Intersectionality: Where culture meets stigma
Mental health stigma does not exist in a vacuum. South Asians navigating the intersection of race, religion, gender, caste, and immigration status may experience compounded forms of stigma. Someone may already feel like an outsider within dominant Western society, and so, admitting to emotional distress can feel like confirming harmful stereotypes about their community. Some mental health diagnoses - like schizophrenia or borderline personality disorder - carry heavier stigma due to misconceptions and a lack of understanding (Gilbert, 2010). Internalised stigma, compounded by cultural silence, can lead to shame, self-isolation and physiological changes that worsen mental health (Craig, 2015).
Healing requires cultural attunement
It’s not enough to say “therapy works.” For South Asians to truly benefit, therapy must feel culturally attuned. This is what you can get from culturally sensitive counselling. Therapists must understand collectivist values, respect religious and spiritual worldviews, and create spaces where clients don’t have to explain their culture before they can explain their pain.
Healing begins when we recognise that stigma isn’t just a cultural issue - it’s a biological response to emotional unsafety. And by creating culturally safer therapeutic environments, we soothe the nervous system, allowing integration, regulation, and eventually, transformation.
As Deepika Padukone once said, “Depression is just like any other illness, and there is nothing shameful about it.” Deconstructing stigma requires rewriting cultural narratives, educating families and remembering that seeking help is not a sign of weakness, but an act of profound strength and courage (Letteney and LaPorte, 2004).
Working through stigma: From silence to self-compassion
Stigma doesn’t dissolve overnight - but it can soften when we name it, understand it and begin relating to it differently.

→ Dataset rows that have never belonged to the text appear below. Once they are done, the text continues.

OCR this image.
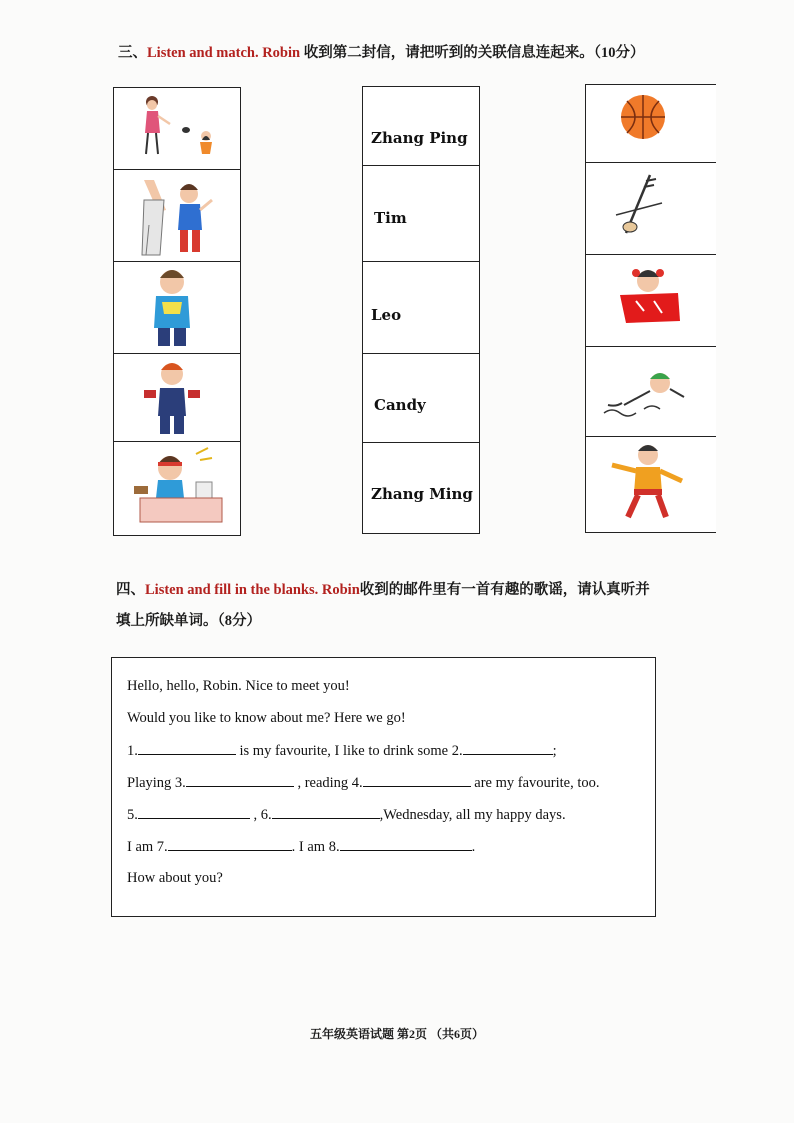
三、Listen and match. Robin 收到第二封信，请把听到的关联信息连起来。（10分）
Zhang Ping
Tim
Leo
Candy
Zhang Ming
四、Listen and fill in the blanks. Robin收到的邮件里有一首有趣的歌谣，请认真听并
填上所缺单词。（8分）
Hello, hello, Robin. Nice to meet you!
Would you like to know about me? Here we go!
1.	is my favourite, I like to drink some 2.	;
Playing 3.	, reading 4.	are my favourite, too.
5.	, 6.	,Wednesday, all my happy days.
I am 7.	. I am 8.	.
How about you?
五年级英语试题 第2页 （共6页）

If you're South Asian and struggling, know this: you are not broken, and you are not alone. The fear, shame or confusion you may carry about seeking therapy isn’t a personal failing - it’s a biologically wired, culturally conditioned response to protect you from perceived threat. It’s not your fault. And protection isn’t always the same thing as healing.
Healing begins when we give ourselves permission to be curious rather than critical. It deepens when we enter a therapeutic space where our cultural identity is seen, honoured and explored with sensitivity and care. And it grows when we learn how our nervous system responds to stress, why shame feels so paralysing, and how we can build internal safety through conversation and connection.
If you feel the weight of expectations, the pressure to stay silent, or the burden of being “strong”, therapy can be the safe private space where you put some of that down. Stigma may be loud, however, your life story is louder. Your healing matters, and it doesn’t have to wait for permission from anyone.
You are allowed to choose understanding over fear. You are allowed to ask for support. And you are allowed to begin again - with softness, with science and with culturally sensitive support by your side.